We never really know why Loki wants to conquer Earth, but he looks really sexy in a cape and helmet with Rhino beetle horns. While Robert Downey Junior makes fun of the conceited, smartest-man-in-the-room Tony Stark, Tom Hiddleston’s Loki has the luxury of winking and smirking at the audience and letting us in on the joke that is this movie. He knows he’s just there to sound British and Evil, like a glamorous Snape.

While much of the movie centres on the great performance of Hiddleston as Loki, but the movie is saved, literally and figuratively, by the Hulk. The hulk is a massive simian monster the colour of a green stop-light, and all he wears are trousers that look like they’re going to split in the bum. Tom Ruffalo is mellow enough as hulk’s alter ego, Banner, but Hulk – who cannot dress like a superhero, spout one-liners like Iron Man, or mutter apple-pie aphorisms like Captain America – just gets straight to the point and begins smashing. Hulk is the physically strongest in the movie, and he is also the least constrained by rules, and by worries of not being sexy or popular enough. In the climax, the stiff Captain America gives out orders: Thor should bottleneck the portal above New York City, etc, and then he looks at Hulk and says: “Hulk… smash!” In response, Hulk smiles goonishly and leaps away. The audience laughed.

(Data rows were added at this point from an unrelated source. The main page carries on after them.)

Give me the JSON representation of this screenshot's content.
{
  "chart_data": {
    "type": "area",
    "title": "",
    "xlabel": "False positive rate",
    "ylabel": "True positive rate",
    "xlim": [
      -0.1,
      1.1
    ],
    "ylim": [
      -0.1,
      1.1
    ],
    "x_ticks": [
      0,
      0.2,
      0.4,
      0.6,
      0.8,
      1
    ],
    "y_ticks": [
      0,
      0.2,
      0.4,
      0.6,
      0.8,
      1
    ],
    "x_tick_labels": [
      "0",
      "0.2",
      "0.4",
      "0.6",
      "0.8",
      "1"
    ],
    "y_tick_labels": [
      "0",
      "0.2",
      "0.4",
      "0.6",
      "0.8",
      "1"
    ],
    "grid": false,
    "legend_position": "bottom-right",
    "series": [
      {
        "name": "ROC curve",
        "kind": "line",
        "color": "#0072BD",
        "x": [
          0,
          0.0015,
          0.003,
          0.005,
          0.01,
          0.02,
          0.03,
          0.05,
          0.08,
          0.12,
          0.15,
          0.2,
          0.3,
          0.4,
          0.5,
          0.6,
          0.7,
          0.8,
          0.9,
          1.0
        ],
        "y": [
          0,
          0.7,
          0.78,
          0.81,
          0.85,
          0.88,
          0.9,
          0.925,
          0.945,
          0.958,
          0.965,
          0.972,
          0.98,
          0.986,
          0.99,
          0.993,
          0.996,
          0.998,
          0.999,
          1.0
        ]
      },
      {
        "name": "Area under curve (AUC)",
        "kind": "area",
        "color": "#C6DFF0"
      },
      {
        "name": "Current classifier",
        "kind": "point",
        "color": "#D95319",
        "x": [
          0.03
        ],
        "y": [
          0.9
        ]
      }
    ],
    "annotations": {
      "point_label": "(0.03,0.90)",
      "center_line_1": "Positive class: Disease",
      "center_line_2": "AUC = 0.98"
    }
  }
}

I’ve rarely seen a movie that seemed so desperate to fill time, to justify its own existence, to make money and stay on top of the summer heap, to fill in orders for sequels. There was none of the calm, measured storytelling of the monthly comic. I think it’s fine to make comics into movies, but wrong to intend them to be blockbusters. Leave that to the Men in Black series, or the Mission:Impossible series. Comics need to be told simply, with an relaxed focus upon storyline, and they should be free of the desperate attempts to make hundreds of millions of dollars.